Aerospace Engineering Professor Emeritus Appointed Director of Defense Research and Engineering

Aerospace Engineering Professor Emeritus Appointed Director of Defense Research and Engineering

Aerospace Engineering Professor Emeritus Appointed Director of Defense Research and Engineering

NASA photo by David C. Bowman
NASA photo by David C. Bowman

University of Maryland Department of Aerospace Engineering Professor Emeritus, Mark Lewis, has been named as the Pentagon’s new director of defense research and engineering for modernization and will be deputy to Undersecretary of Defense for Research and Engineering Mike Griffin.

According to an article published in Air Force Magazine, Lewis' new position will have a specific focus on evaluating the many hypersonics programs being pursued by the U.S. Air Force, Army, and Navy, as well as providing focus for the department’s other leading technology projects.

In this role, Lewis will have oversight of 11 technical or assistant directors assigned to the Pentagon’s top 12 technology priorities, which include hypersonics, artificial intelligence/machine learning, space, 5G, biotech, autonomy, cyber, directed energy, fully networked command, control, and communications (FNC3), microelectronics, and quantum science.

Lewis is an expert in hypersonics, propulsion, and space vehicle design and optimization.
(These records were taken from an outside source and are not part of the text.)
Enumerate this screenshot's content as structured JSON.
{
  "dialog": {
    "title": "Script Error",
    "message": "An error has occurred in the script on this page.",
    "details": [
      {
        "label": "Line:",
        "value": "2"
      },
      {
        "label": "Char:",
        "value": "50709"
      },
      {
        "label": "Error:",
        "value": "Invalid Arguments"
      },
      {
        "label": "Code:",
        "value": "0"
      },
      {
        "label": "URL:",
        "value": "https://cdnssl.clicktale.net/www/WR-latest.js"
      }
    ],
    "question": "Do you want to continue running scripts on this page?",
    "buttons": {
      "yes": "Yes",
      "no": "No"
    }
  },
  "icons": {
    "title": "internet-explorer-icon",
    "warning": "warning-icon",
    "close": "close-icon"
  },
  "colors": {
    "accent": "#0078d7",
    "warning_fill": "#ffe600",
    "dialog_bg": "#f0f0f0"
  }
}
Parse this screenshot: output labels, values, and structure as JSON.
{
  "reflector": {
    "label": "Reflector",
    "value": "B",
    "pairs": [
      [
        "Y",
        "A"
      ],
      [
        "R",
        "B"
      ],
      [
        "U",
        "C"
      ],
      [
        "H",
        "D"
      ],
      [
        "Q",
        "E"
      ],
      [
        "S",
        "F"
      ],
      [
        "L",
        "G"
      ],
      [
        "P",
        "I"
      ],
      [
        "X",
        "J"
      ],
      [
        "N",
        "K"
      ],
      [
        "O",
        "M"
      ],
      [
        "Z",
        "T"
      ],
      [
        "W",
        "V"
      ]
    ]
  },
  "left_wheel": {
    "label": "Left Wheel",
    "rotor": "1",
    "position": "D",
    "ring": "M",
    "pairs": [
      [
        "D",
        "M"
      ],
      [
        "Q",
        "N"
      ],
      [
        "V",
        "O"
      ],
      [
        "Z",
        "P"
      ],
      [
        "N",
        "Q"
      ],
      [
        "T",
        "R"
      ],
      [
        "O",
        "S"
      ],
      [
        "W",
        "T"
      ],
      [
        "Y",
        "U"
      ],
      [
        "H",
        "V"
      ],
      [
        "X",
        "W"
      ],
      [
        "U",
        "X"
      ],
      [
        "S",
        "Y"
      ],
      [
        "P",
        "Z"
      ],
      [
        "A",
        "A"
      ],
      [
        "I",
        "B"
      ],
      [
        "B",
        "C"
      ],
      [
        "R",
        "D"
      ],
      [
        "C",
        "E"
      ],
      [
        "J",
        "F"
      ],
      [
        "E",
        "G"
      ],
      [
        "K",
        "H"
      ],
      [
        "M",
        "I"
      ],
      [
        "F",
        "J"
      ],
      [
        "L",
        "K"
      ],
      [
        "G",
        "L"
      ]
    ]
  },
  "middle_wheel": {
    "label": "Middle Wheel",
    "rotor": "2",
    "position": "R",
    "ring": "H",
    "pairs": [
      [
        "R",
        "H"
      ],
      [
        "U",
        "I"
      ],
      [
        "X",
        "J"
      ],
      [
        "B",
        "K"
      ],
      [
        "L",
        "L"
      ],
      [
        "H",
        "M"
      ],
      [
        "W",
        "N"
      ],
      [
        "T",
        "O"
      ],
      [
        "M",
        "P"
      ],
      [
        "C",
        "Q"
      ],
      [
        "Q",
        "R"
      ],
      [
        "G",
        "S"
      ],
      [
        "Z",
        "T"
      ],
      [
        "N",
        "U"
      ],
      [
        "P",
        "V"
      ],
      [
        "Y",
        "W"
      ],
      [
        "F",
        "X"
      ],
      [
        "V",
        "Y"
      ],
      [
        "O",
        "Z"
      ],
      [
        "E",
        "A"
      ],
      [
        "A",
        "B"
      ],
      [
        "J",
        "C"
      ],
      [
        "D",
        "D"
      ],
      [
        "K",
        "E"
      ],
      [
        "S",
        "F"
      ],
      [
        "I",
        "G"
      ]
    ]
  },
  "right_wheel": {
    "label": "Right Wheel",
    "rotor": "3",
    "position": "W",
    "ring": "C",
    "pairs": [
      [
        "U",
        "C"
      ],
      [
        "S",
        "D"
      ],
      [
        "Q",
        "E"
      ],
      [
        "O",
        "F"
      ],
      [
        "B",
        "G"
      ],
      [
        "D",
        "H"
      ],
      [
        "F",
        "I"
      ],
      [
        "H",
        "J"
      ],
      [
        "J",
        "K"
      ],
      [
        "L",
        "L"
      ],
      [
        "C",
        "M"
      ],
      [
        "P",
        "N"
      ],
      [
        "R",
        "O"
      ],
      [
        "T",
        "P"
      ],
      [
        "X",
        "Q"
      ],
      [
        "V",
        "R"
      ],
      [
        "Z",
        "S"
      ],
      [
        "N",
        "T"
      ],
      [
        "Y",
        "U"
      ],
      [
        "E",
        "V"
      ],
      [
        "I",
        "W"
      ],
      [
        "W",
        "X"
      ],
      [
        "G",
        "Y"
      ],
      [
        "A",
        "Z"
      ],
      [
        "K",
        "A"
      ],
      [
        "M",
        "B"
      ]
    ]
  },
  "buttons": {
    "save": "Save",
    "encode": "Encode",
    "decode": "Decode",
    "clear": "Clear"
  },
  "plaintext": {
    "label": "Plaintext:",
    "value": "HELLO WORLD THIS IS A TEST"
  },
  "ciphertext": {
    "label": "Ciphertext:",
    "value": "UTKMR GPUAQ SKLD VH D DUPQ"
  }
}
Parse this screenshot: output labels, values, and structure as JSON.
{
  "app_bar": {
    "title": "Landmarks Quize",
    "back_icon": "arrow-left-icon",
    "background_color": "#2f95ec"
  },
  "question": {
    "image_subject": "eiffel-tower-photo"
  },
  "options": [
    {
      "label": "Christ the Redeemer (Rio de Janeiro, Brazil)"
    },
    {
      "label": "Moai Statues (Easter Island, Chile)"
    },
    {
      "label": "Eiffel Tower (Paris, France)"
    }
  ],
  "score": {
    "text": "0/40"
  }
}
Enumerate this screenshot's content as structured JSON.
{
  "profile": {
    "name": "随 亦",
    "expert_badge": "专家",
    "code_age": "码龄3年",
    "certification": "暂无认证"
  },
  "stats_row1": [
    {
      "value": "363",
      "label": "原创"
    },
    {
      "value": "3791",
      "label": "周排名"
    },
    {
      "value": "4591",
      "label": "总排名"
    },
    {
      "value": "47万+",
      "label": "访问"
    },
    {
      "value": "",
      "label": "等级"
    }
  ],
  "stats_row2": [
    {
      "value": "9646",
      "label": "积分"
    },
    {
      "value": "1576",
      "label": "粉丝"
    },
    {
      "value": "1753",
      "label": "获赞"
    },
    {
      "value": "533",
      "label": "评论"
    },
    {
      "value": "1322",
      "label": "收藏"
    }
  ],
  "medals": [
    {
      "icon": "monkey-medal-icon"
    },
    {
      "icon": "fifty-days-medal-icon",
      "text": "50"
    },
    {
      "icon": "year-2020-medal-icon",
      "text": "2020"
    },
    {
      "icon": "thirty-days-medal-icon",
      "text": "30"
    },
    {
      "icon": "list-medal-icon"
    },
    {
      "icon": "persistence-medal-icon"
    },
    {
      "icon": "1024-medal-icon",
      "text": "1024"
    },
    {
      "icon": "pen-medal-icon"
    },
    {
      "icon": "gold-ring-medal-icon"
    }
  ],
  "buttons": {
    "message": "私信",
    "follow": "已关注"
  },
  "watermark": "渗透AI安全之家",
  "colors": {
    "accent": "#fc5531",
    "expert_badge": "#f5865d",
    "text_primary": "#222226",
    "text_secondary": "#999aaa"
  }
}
He served as Air Force chief scientist from 2004 to 2008. In 2018, he received the Air Force Association’s Theodore von Karman Award in recognition of his contributions as the longest serving Chief Scientist in the history of the Air Force, his national leadership in promoting basic research, and for his contributions and influence in the fields of propulsion and hypersonics.

In addition, he was president of the American Institute of Aeronautics and Astronautics (AIAA) from 2010-2011, and until recently, was director of the Institute for Defense Analyses (IDA) Science and Technology Policy Institute.

During his time as director at IDA, Lewis was a key leader in the X-51 Waverider project that successfully demonstrated sustained, hypersonic flight using air-breathing, high-speed scramjet propulsion in 2013. The fourth test vehicle launched during the program reached a speed of Mach 5.1, traveling more than 230 nautical miles in just over six minutes.

Lewis’ new position was effective starting November 4, 2019.